Gut immunity more developed before birth than previously thought
Most biology textbooks explain that the fetal immune system is largely undeveloped and that it learns after being exposed to the world at birth. New research from the University of Pittsburgh School of Medicine and UPMC Children’s Hospital of Pittsburgh challenges that paradigm, and provides the first comprehensive look at the immune system of the developing gut. The findings, published in the journal Developmental Cell, show that the fetal gut has far more well-developed immune capabilities than previously thought.
“Understanding intestinal immune development is crucial as it may have major impacts on the risk of developing autoimmune and autoinflammatory conditions like inflammatory bowel disease later on in life,” said co-senior author Liza Konnikova, MD, PhD, assistant professor of pediatrics at the Pitt School of Medicine and a neonatologist at UPMC Children’s Hospital. “It also opens the door to developing new maternal vaccines that may offer lifelong protections against major infectious diseases even before birth.”
Konnikova and her colleagues applied advanced cellular and genomic analyses to study the makeup of the immune system in gut tissues from 14- to 23-week-old fetuses and infants undergoing surgery to correct gut defects.
“We were surprised to find that almost complete immune capacity in the gut had developed as early as 14 weeks, and it remained mostly stable through infancy,” said Konnikova. The fetal gut had cells from both the innate and adaptive immune systems. The innate immune system is always present in the body and is not specific, but refers to barriers, such as skin, and immune cells that respond quickly to invaders.
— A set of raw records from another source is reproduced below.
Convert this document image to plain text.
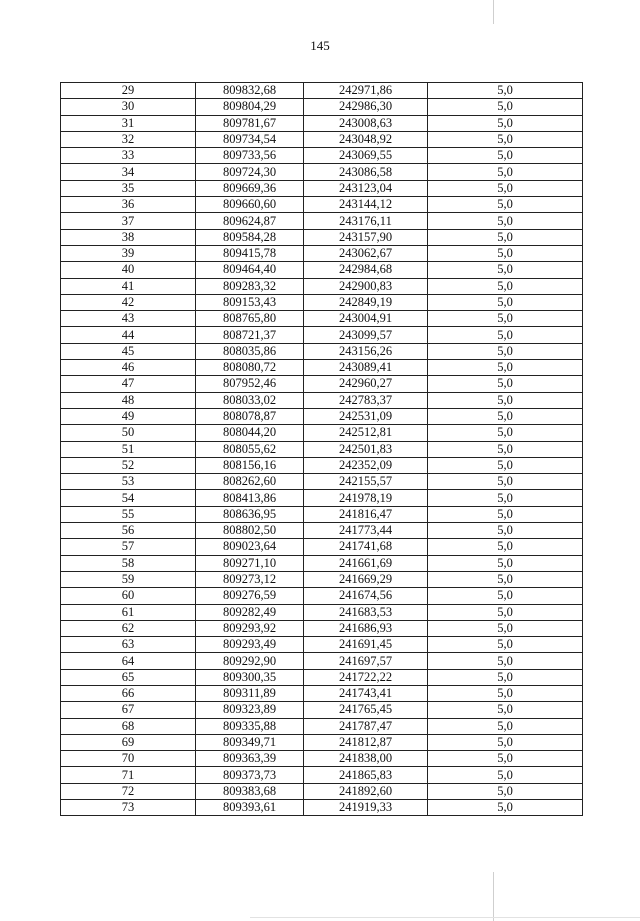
145
29	809832,68	242971,86	5,0
30	809804,29	242986,30	5,0
31	809781,67	243008,63	5,0
32	809734,54	243048,92	5,0
33	809733,56	243069,55	5,0
34	809724,30	243086,58	5,0
35	809669,36	243123,04	5,0
36	809660,60	243144,12	5,0
37	809624,87	243176,11	5,0
38	809584,28	243157,90	5,0
39	809415,78	243062,67	5,0
40	809464,40	242984,68	5,0
41	809283,32	242900,83	5,0
42	809153,43	242849,19	5,0
43	808765,80	243004,91	5,0
44	808721,37	243099,57	5,0
45	808035,86	243156,26	5,0
46	808080,72	243089,41	5,0
47	807952,46	242960,27	5,0
48	808033,02	242783,37	5,0
49	808078,87	242531,09	5,0
50	808044,20	242512,81	5,0
51	808055,62	242501,83	5,0
52	808156,16	242352,09	5,0
53	808262,60	242155,57	5,0
54	808413,86	241978,19	5,0
55	808636,95	241816,47	5,0
56	808802,50	241773,44	5,0
57	809023,64	241741,68	5,0
58	809271,10	241661,69	5,0
59	809273,12	241669,29	5,0
60	809276,59	241674,56	5,0
61	809282,49	241683,53	5,0
62	809293,92	241686,93	5,0
63	809293,49	241691,45	5,0
64	809292,90	241697,57	5,0
65	809300,35	241722,22	5,0
66	809311,89	241743,41	5,0
67	809323,89	241765,45	5,0
68	809335,88	241787,47	5,0
69	809349,71	241812,87	5,0
70	809363,39	241838,00	5,0
71	809373,73	241865,83	5,0
72	809383,68	241892,60	5,0
73	809393,61	241919,33	5,0
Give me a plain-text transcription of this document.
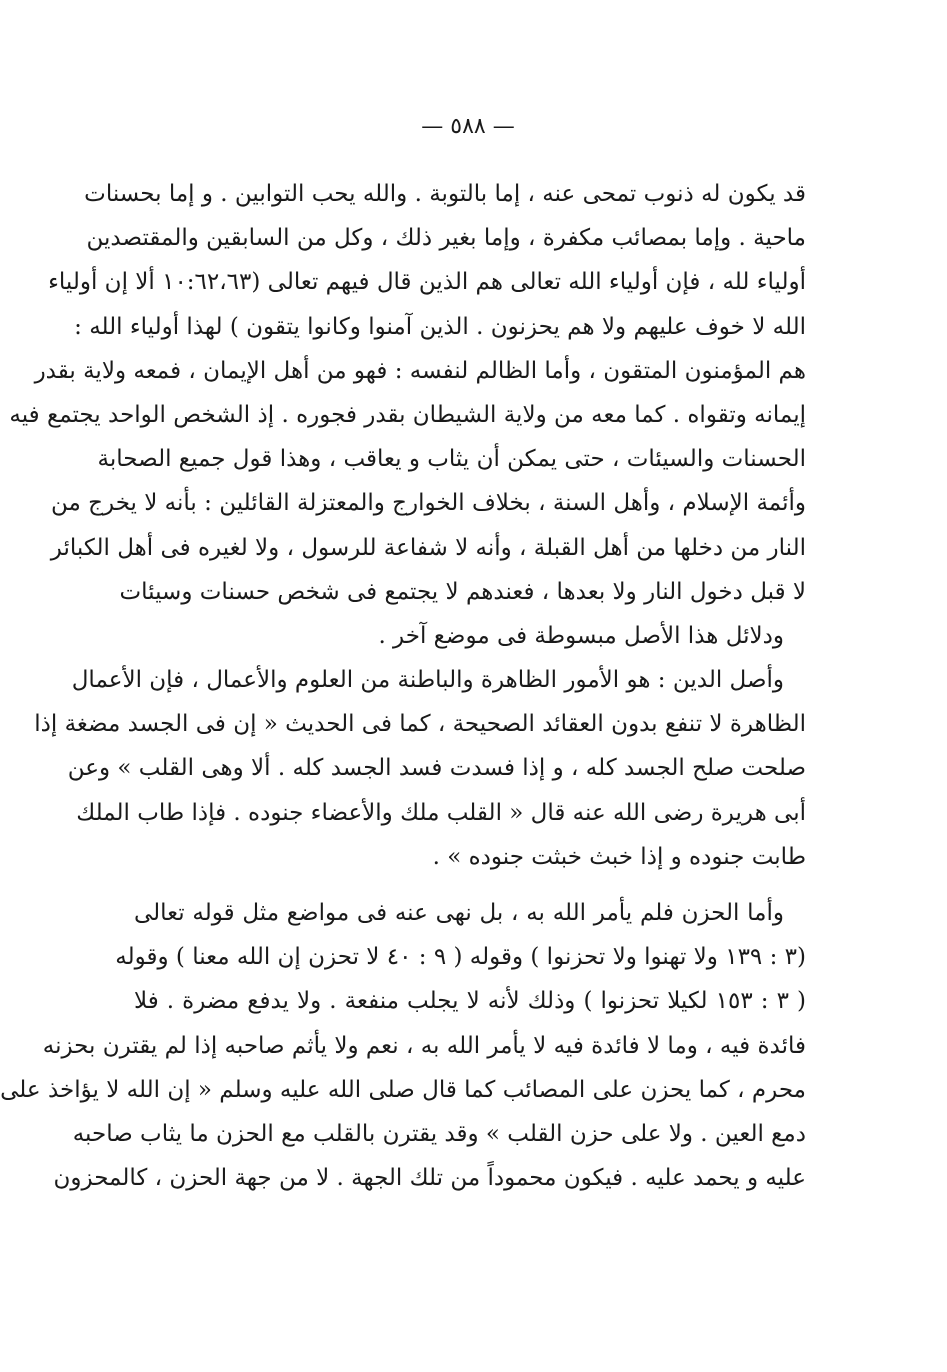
— ٥٨٨ —
قد يكون له ذنوب تمحى عنه ، إما بالتوبة . والله يحب التوابين . و إما بحسنات
ماحية . وإما بمصائب مكفرة ، وإما بغير ذلك ، وكل من السابقين والمقتصدين
أولياء لله ، فإن أولياء الله تعالى هم الذين قال فيهم تعالى (١٠:٦٢،٦٣ ألا إن أولياء
الله لا خوف عليهم ولا هم يحزنون . الذين آمنوا وكانوا يتقون ) لهذا أولياء الله :
هم المؤمنون المتقون ، وأما الظالم لنفسه : فهو من أهل الإيمان ، فمعه ولاية بقدر
إيمانه وتقواه . كما معه من ولاية الشيطان بقدر فجوره . إذ الشخص الواحد يجتمع فيه
الحسنات والسيئات ، حتى يمكن أن يثاب و يعاقب ، وهذا قول جميع الصحابة
وأئمة الإسلام ، وأهل السنة ، بخلاف الخوارج والمعتزلة القائلين : بأنه لا يخرج من
النار من دخلها من أهل القبلة ، وأنه لا شفاعة للرسول ، ولا لغيره فى أهل الكبائر
لا قبل دخول النار ولا بعدها ، فعندهم لا يجتمع فى شخص حسنات وسيئات
ودلائل هذا الأصل مبسوطة فى موضع آخر .
وأصل الدين : هو الأمور الظاهرة والباطنة من العلوم والأعمال ، فإن الأعمال
الظاهرة لا تنفع بدون العقائد الصحيحة ، كما فى الحديث « إن فى الجسد مضغة إذا
صلحت صلح الجسد كله ، و إذا فسدت فسد الجسد كله . ألا وهى القلب » وعن
أبى هريرة رضى الله عنه قال « القلب ملك والأعضاء جنوده . فإذا طاب الملك
طابت جنوده و إذا خبث خبثت جنوده » .
وأما الحزن فلم يأمر الله به ، بل نهى عنه فى مواضع مثل قوله تعالى
(٣ : ١٣٩ ولا تهنوا ولا تحزنوا ) وقوله ( ٩ : ٤٠ لا تحزن إن الله معنا ) وقوله
( ٣ : ١٥٣ لكيلا تحزنوا ) وذلك لأنه لا يجلب منفعة . ولا يدفع مضرة . فلا
فائدة فيه ، وما لا فائدة فيه لا يأمر الله به ، نعم ولا يأثم صاحبه إذا لم يقترن بحزنه
محرم ، كما يحزن على المصائب كما قال صلى الله عليه وسلم « إن الله لا يؤاخذ على
دمع العين . ولا على حزن القلب » وقد يقترن بالقلب مع الحزن ما يثاب صاحبه
عليه و يحمد عليه . فيكون محموداً من تلك الجهة . لا من جهة الحزن ، كالمحزون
The adaptive immune system is created in response to a foreign substance, making it specific to that invader, but needs to be primed to recognize the pathogen before it can work, which can be achieved with immunization or prior infection.
In the innate immune system, the researchers found a large variety of antigen-presenting cells, which are crucial to priming and activating the adaptive immune system, and natural killer cells, which attack virus-infected cells and tumor cells. Other innate immune cells called neutrophils, which are recruited only to sites of inflammation, were found in infants after birth, but not in the fetuses.
Konnikova and her colleagues also found abundant amounts of B cells and T cells in the fetal gut, which are part of the adaptive immune system.
Surprisingly, most of the T cells were of the “memory” type that help the body remember past invaders in order to respond faster to repeat attacks in the future.
“Finding memory T cells was completely unexpected because these cells need to be exposed to a pathogen to form, and you would think that the placenta would prevent most pathogens from entering the womb,” Konnikova said. She speculated that the fetuses could be exposed to molecular byproducts of pathogens from the amniotic fluid that they float in, which they begin swallowing as early as 12 weeks.
The study authors suggest that the large numbers of memory T cells could help provide some initial protection at birth, when the baby is exposed to a sudden onslaught of microbes, and prevent it from being overactivated.
Konnikova notes that the study has a few caveats: The immune system in the gut may not reflect that in other tissues; the fetal tissue was limited to the second trimester; and the neonatal tissue was not obtained from completely healthy infants.
In the future, the researchers plan to study exactly what the fetal immune system is exposed to in the womb, and whether it can be manipulated to benefit the growing fetus. The hope, according to Konnikova, is that the immune system can be monitored or manipulated before birth, potentially leading to diagnoses of disease at an extremely early stage or developing beneficial maternal vaccines.